Convolutional neural network for speech recognition

Jan 16, 2015 at 5:55 PM
Is there anyway to train a CNN-based acoustic model in speech recognition using NDL, similar with what we do to train a DNN-based acoustic model?
Coordinator
Jan 16, 2015 at 6:02 PM
Yes. You can find the NDL Convolution command in the document.
Jan 16, 2015 at 10:36 PM
Edited Jan 16, 2015 at 10:37 PM
Thanks. The NDL Convolution commnad is designed for image regarding to the document. Does that means we can take the frames of speech features as images?
Coordinator
Jan 16, 2015 at 10:53 PM
Yes. Actually it is an image.
Jan 20, 2015 at 8:14 PM
Thanks a lot! I have tried the Convolution command successfully. However, it seems that there is no bias vector for the convolution filter, acting as "shared biases", and we have to use a "global" bias vector on top of the pooling layer instead.

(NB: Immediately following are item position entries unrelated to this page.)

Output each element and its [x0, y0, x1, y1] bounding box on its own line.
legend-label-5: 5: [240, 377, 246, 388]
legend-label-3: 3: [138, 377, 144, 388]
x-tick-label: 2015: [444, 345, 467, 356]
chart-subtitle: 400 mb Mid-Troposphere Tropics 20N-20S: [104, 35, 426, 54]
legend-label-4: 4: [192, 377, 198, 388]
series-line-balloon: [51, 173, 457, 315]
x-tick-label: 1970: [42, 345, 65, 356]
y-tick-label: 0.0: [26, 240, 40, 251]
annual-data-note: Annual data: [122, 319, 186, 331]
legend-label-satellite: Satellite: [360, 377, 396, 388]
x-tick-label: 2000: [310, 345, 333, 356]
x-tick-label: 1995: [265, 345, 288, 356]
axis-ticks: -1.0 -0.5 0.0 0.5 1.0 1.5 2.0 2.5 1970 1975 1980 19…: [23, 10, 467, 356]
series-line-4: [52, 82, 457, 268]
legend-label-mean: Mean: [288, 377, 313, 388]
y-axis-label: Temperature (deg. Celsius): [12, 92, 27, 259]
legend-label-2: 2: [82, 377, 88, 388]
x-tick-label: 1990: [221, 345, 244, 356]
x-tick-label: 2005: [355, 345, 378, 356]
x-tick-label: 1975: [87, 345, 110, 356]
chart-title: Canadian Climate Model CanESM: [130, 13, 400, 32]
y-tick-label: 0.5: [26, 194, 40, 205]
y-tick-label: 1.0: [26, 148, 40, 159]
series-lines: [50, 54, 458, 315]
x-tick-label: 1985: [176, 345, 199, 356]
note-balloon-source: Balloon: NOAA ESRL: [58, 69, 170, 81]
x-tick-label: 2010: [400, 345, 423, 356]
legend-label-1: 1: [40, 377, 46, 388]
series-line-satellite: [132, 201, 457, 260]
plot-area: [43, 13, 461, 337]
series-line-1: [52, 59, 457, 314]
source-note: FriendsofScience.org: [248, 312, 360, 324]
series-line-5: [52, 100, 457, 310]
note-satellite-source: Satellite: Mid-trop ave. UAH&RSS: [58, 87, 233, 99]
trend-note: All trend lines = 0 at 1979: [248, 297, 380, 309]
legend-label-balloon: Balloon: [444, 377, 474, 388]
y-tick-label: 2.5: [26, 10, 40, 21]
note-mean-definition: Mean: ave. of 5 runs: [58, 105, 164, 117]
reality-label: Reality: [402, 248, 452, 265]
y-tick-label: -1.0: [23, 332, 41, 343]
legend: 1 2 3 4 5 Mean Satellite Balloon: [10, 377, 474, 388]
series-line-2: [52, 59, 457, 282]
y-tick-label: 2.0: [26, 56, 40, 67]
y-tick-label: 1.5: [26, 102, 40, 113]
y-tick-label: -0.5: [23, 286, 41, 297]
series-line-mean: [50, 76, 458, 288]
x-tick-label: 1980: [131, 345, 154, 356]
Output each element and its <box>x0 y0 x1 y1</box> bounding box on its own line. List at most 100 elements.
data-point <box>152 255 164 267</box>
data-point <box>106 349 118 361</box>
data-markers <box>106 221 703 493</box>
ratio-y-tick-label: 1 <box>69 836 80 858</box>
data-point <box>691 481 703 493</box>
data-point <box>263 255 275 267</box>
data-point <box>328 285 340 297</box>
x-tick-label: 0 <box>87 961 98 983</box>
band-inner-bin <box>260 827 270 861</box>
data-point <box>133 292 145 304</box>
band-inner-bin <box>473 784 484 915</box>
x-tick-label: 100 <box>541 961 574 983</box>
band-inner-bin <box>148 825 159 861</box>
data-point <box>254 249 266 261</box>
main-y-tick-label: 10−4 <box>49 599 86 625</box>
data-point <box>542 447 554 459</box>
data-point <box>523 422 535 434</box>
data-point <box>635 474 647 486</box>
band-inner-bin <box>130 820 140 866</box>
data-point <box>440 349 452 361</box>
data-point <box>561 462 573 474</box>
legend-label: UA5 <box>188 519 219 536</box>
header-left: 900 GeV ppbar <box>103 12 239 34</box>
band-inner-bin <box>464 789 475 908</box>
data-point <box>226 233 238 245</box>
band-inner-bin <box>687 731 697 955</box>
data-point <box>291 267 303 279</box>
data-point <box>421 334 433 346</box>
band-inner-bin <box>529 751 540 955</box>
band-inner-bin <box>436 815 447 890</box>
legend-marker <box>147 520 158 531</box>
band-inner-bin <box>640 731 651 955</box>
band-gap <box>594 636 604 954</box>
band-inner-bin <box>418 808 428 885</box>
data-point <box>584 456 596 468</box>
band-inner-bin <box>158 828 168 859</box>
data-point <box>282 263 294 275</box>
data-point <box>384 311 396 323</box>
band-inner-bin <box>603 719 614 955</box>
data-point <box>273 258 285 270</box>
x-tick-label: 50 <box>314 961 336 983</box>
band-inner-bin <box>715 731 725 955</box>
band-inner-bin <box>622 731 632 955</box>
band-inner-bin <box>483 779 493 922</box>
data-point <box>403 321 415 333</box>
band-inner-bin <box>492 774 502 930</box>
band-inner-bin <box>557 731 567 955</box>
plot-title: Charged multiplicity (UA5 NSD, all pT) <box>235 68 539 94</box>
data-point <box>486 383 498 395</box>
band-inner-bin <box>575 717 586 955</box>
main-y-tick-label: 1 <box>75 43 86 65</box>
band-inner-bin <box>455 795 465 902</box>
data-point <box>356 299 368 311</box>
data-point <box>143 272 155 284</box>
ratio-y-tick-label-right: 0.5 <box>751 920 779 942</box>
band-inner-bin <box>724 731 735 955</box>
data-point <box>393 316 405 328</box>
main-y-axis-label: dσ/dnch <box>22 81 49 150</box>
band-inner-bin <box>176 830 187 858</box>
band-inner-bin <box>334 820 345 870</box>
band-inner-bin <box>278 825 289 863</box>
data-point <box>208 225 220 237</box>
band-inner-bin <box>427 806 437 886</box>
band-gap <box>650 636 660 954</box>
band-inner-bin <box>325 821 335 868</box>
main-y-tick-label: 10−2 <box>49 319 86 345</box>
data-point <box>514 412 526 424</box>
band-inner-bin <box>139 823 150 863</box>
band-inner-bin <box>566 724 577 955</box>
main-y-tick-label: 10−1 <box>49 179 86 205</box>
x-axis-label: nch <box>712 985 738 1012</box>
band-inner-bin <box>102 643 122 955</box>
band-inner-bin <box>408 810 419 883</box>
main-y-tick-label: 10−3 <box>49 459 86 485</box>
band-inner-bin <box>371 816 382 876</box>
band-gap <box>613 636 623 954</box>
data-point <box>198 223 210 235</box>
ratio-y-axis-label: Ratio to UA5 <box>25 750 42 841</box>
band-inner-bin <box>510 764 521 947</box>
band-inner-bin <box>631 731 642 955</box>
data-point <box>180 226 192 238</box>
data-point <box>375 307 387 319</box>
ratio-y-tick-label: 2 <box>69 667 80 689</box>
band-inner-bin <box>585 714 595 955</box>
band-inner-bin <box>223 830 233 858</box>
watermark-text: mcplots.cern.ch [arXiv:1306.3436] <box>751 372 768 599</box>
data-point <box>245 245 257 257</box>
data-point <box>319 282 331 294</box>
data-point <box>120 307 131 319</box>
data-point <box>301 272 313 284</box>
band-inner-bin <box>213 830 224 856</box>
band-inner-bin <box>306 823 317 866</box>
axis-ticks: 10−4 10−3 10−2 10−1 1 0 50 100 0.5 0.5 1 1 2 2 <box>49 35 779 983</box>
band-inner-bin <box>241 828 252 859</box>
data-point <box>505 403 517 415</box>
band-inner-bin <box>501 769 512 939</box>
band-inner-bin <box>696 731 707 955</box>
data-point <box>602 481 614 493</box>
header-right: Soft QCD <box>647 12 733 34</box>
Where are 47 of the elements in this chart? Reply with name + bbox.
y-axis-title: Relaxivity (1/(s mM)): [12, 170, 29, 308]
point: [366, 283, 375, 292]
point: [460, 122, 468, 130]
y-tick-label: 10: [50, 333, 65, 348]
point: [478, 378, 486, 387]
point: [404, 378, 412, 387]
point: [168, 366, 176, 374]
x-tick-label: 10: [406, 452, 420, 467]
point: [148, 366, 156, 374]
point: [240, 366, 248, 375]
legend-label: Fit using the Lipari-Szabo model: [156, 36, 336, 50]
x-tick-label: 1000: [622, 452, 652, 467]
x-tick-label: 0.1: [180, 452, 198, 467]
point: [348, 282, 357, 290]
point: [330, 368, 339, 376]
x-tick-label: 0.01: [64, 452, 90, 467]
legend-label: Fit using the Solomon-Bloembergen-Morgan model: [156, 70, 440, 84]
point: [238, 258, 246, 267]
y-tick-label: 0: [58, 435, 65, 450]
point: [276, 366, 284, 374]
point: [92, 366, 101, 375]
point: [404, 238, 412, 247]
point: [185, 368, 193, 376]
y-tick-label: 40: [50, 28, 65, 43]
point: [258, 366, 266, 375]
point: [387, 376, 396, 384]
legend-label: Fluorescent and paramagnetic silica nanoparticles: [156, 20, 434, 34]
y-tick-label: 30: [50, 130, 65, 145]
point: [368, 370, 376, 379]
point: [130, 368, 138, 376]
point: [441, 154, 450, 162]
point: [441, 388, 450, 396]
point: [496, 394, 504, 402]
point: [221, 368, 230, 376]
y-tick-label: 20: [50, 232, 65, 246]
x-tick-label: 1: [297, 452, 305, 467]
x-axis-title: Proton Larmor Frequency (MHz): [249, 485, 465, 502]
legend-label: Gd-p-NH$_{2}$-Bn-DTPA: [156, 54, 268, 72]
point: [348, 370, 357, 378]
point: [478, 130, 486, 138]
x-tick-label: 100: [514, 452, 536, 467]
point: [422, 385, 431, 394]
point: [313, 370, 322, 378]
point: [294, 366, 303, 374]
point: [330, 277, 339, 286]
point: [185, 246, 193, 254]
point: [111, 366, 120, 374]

Is that true?
Coordinator
Jan 20, 2015 at 8:42 PM
No, you can add bias (use a plus node) to any nodes, including the output of the convolution. But typically people add it on top of the pooling layer. Also, the single column biases are shared if the number of rows of the input column is a multiple of the number of rows of the bias.
Jan 20, 2015 at 10:48 PM
Thanks a lot! Here are some other questions: Could we do limited weight sharing for CNN using CNTK? Is there an easy way to handle frequency-independent features (e.g. log energy) for CNN using CNTK?
Coordinator
Jan 27, 2015 at 1:02 AM
We probably need a Reshape node to do limited weight sharing. With reshape, you can use RowSlice to extract the bands you want and apply CNN only upon that slice.